Sundry Sunday: What Could Possibly Go Wrong?

Sundry Sunday is our weekly feature of fun gaming culture finds and videos, from across the years and even decades.

May 22nd is the launch date of the remarkably anticipated Bubsy 4D, the most looked-forward-to Bubsy game since, well, since Bubsy 1. The franchise has been on a steady downward slope since the SNES/Genesis original, so it’s nice to see the character do good for a change, unlike literally every other original take the character had.

The original Bubsy had instant deaths, leaps of faith and gameplay so frustrating that the nine lives Bubsy started with seemed insufficient. Its designers gave Bubsy Sonic-style speed but without his spin attack. Bubsy’s only means of attack was to jump on enemies but which were often off the screen when descending from jumps. I tried playing a bit of the original Bubsy a couple of weeks ago and it turns out the game was worse than I remembered.

Bubsy wasn’t entirely a failure in the marketplace so he got four sequels, not counting the one happening later this month. One was so terrible that it became a meme.

It was on the strength of that questionable success that Bubsy got a pilot for his own cartoon show. So let’s take a moment, or 28 minutes, to look back on it: the Bubsy that once was and could have been.
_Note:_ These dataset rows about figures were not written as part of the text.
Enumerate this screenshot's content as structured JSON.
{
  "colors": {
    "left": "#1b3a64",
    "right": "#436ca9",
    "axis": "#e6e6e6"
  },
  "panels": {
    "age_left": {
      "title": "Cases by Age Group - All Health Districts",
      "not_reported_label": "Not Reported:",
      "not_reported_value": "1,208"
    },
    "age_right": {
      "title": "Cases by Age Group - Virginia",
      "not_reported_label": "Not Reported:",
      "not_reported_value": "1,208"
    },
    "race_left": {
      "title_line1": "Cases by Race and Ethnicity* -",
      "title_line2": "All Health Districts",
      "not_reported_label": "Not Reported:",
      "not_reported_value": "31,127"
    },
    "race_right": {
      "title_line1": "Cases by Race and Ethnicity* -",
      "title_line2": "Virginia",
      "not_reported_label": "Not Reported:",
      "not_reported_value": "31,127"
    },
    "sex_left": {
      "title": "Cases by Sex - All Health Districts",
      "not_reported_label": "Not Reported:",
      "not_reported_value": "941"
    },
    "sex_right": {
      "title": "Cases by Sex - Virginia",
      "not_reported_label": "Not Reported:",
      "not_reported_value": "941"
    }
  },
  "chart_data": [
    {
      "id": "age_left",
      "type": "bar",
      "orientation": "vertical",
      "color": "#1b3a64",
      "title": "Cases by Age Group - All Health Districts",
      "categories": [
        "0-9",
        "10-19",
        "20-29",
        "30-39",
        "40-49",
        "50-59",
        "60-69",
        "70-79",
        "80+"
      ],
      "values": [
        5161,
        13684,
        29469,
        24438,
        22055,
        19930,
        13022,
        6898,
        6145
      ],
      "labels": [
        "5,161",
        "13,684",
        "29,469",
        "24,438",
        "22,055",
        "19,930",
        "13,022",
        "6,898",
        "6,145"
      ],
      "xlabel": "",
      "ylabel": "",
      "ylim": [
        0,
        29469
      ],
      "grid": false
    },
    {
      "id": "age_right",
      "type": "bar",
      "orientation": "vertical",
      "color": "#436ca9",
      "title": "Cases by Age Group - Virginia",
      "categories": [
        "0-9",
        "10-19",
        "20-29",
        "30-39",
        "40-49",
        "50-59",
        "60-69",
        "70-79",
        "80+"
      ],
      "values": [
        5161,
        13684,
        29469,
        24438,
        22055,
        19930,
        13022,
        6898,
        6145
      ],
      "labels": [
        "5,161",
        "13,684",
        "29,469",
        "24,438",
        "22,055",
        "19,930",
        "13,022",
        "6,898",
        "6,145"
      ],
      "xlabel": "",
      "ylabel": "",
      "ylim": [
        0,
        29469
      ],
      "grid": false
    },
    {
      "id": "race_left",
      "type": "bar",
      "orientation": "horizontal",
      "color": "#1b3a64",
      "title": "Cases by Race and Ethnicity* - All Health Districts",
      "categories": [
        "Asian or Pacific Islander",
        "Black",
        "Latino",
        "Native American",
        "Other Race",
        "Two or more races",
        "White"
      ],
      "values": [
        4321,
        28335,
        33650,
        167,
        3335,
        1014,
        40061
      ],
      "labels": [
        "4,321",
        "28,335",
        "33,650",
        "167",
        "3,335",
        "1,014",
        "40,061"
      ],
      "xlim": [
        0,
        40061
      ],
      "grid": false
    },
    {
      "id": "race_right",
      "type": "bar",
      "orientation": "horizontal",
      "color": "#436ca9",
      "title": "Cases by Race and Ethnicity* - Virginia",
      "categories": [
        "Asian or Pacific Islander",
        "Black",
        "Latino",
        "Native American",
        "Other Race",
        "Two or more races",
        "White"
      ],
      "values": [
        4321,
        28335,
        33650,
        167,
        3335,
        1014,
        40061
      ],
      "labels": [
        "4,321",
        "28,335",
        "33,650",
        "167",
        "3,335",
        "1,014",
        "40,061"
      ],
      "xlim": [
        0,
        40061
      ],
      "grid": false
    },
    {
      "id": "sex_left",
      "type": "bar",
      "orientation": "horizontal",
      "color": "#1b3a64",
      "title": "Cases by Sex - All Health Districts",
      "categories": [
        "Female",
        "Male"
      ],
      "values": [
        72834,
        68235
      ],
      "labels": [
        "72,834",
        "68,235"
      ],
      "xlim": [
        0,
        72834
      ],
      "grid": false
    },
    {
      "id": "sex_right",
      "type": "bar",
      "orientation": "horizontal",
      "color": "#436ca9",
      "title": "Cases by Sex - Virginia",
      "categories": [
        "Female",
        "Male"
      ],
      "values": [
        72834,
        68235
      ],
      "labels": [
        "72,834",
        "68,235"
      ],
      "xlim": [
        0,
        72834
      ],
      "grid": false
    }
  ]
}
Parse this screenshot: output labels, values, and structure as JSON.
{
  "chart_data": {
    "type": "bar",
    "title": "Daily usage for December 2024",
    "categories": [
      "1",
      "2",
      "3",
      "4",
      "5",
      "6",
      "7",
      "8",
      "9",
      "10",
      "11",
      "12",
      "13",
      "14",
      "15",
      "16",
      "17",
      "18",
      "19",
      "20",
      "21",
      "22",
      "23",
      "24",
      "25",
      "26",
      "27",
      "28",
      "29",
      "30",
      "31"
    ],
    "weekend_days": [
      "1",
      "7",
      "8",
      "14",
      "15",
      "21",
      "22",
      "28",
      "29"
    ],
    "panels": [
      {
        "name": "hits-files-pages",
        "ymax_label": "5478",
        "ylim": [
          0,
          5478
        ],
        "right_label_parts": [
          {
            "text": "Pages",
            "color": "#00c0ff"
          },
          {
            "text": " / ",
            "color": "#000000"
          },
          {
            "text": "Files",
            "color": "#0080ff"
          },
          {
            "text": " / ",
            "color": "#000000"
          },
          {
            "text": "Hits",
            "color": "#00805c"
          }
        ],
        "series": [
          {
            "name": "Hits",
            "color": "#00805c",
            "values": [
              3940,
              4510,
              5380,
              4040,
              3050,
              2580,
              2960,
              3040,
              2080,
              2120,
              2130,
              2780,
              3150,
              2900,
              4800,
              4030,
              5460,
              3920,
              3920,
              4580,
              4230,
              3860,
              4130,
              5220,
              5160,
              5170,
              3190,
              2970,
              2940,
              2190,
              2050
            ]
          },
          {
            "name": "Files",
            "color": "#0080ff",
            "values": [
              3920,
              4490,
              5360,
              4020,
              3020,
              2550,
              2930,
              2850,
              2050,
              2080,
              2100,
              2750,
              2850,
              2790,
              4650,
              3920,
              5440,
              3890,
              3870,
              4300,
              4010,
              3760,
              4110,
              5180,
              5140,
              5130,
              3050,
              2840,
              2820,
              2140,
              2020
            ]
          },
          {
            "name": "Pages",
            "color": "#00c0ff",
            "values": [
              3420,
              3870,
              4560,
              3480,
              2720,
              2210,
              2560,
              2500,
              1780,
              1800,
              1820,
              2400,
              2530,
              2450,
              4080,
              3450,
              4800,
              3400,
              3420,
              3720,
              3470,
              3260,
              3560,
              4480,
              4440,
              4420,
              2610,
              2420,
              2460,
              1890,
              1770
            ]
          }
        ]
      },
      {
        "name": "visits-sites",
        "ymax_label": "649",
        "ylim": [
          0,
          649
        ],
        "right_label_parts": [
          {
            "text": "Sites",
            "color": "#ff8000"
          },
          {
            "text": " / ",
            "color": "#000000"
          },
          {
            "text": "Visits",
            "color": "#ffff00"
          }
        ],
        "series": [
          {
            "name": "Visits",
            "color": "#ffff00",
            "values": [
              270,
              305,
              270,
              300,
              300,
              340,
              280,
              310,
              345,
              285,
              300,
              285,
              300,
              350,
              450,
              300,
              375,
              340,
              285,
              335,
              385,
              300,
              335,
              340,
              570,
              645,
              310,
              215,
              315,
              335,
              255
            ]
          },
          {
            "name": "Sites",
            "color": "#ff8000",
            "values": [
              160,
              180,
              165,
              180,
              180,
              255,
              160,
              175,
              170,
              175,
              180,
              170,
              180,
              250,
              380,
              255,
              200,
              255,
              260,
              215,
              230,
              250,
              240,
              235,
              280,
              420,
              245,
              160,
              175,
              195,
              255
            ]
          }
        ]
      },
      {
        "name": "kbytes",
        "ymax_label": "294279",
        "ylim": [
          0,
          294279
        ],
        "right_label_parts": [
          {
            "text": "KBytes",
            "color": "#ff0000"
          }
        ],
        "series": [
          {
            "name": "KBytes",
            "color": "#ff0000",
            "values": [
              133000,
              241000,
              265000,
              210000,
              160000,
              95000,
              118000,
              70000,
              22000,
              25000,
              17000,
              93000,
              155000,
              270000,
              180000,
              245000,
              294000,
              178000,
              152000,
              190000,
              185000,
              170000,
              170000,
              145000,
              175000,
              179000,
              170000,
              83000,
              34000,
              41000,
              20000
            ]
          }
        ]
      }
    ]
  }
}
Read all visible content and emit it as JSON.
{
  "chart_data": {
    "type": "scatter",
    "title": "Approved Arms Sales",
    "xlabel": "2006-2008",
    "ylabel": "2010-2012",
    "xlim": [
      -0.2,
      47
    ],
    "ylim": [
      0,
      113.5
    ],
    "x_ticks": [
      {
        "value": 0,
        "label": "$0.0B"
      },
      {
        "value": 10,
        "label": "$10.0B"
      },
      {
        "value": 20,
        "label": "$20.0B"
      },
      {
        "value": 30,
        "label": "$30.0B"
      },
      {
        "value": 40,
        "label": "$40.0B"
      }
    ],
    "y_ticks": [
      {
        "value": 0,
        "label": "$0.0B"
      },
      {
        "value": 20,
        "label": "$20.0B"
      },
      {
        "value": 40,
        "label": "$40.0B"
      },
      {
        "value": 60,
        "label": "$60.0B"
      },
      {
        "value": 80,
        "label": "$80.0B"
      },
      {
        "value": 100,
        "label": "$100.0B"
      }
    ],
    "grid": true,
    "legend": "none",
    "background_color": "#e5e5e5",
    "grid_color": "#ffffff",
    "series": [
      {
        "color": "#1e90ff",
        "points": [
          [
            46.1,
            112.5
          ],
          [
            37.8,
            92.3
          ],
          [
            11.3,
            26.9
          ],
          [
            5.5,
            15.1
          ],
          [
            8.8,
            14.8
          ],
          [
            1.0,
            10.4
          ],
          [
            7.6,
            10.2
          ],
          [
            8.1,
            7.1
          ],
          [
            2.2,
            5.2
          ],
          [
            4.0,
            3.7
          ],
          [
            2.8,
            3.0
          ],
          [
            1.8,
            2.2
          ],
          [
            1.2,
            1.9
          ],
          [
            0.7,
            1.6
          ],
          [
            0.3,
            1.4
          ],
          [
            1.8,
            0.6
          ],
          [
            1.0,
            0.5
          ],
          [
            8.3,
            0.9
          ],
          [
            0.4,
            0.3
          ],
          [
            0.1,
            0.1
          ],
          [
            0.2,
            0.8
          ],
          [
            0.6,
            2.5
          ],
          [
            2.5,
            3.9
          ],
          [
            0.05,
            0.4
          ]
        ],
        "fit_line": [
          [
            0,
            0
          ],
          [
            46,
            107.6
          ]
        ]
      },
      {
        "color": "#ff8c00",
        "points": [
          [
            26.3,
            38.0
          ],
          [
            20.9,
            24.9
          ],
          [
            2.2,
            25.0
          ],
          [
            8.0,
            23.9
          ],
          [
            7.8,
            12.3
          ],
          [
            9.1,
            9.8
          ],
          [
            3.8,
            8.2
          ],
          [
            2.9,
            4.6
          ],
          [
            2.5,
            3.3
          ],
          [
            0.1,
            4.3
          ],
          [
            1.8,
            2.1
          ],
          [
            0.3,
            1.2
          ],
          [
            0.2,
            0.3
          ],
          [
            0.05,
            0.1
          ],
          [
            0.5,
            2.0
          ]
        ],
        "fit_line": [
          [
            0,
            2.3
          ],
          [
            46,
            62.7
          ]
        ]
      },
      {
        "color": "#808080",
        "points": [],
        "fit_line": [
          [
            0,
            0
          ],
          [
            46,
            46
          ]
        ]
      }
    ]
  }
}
It was a time when lots of properties were getting one-episode days in the sun in the hopes of landing a series on Saturday mornings. They tried it with Battletoads and it failed a deserved failure. They tried it with Earthworm Jim and succeeded to the degree that it went to series, with an effort that many agree was pretty okay! Now it was Bubsy’s turn. What could possibly go wrong?

This, this is what could go wrong. With original commercials too.

I don’t want to heap too much scorn on the back of a 30-year-old pilot for a failed cartoon show. Its flaws now should be more than evident. Jokes are fired off much too quickly and have no room to breathe, and the sound design is confusing and hyperactive. Compare the Bubsy But lots of shows had problems like those. Earthworm Jim among them, but strong writing saved it. Compare either show to some classic Looney Tunes to get a sense of how far cartoons had fallen. No one expected SatMorn cartoons to measure up to the lushness of the Termite Terrace animators, but they could have slowed themselves down and had more faith in their gags.

By that point the writing was already on the wall for Saturday morning. A decades-long television tradition was on the way out, hurried on its way by cable channels that devoted themselves to showing cartoons all the time instead of just once a week. But at least it was allowed to linger a bit; a Saturday morning Bubsy show could have just killed it outright.